If blinks = dopamine and dopamine = risk taking then we predict that blinks = risk taking. To test this hypothesis, we can ask whether there's a significant correlation between the average number of risky options each person chose and their blink rate.
To get the average number of risky item people chose, we can simply take the mean over the second dimension of rsk, i.e. take the mean over the questions for each subject
meanRiskTaking = mean(rsk,2);
Then we can plot the relatinoship between blink rate and risk taking like this ...
clf;
plot(BR, meanRiskTaking, '.', 'markersize', 50)
xlabel('blink rate')
ylabel('average risk taking')
set(gca, 'fontsize', 18)
Does this look like a real relationship? It's hard to say, let's try adding a best fitting straight line - in Matlab you can get this with the lsline function
clf;
plot(BR, meanRiskTaking, '.', 'markersize', 50)
xlabel('blink rate')
ylabel('average risk taking')
set(gca, 'fontsize', 18)
l = lsline;
set(l, 'linewidth', 3, 'color', 'r')
Well, at least it's a line with a positive slope! But we can do some formal statistics in Matlab too. Let's use the "corr" function to compute the correlation coefficient and the statistical significance ...
[r,p] = corr(BR', meanRiskTaking)
r = NaN
p = NaN
Oops! We have to deal with the NaNs. Unfortunately there's no "nancorr" like there is nanmean, instead we will have to do it manually.
First find the indices of BR that are not NaNs ...
ind = find(~isnan(BR))
ind = 1×135
1 2 4 5 6 7 8 9 10 11 12 13 14 15 16 17 18 19 20 21 22 23 24 25 26 28 29 31 32 33 34 35 37 38 39 40 42 44 49 50 51 52 53 54 55 56 57 58 59 60
That's most, but not all of the data points. Then run the correlation on just these participants ...
[r,p] = corr(BR(ind)', meanRiskTaking(ind))
r = 0.0889
p = 0.3051
That's a small correlation coefficient (r = 0.0889) and a high p value.

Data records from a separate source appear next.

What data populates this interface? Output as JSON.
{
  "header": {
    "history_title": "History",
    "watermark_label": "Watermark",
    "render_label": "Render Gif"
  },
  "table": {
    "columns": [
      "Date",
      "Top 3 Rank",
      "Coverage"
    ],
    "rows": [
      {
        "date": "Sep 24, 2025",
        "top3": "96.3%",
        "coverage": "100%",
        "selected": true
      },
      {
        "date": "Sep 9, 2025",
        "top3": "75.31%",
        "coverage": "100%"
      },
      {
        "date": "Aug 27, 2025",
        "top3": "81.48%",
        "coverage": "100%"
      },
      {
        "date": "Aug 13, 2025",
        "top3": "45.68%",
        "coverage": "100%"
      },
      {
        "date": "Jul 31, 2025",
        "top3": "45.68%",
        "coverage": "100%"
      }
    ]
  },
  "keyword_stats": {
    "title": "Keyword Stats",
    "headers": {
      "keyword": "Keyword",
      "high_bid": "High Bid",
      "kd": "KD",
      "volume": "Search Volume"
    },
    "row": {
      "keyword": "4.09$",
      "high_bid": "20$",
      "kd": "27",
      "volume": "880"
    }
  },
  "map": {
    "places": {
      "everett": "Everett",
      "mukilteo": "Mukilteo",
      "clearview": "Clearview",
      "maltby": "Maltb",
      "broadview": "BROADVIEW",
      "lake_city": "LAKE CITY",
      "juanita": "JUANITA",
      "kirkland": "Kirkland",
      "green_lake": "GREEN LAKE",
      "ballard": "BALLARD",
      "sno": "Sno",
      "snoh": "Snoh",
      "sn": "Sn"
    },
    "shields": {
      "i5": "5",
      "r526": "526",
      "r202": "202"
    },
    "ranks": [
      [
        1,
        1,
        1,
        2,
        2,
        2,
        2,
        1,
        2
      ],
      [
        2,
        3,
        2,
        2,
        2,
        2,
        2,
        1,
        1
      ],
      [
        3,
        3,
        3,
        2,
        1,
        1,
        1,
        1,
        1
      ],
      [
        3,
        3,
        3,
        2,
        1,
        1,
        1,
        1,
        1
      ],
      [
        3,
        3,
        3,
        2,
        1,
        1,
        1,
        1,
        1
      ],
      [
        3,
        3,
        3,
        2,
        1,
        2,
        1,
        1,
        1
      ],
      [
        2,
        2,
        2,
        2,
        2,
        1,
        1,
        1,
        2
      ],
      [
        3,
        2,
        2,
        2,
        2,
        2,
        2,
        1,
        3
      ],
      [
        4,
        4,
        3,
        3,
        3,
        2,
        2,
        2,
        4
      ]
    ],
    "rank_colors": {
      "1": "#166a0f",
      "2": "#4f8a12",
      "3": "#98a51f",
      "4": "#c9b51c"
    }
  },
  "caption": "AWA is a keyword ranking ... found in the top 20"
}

Not strong support for our hypothesis.
If you do the Extra Credit item in the Assignment you will take another look at these data with a differnet analysis that provides a hint that maybe there is a relationship after all. Indeed, in another experiment in my other classes (PSY 333 and PSY 433) I've consistently found a relationship between blinks and risk taking, although the effect size is small so it needs 100s of participants worth of data to detect.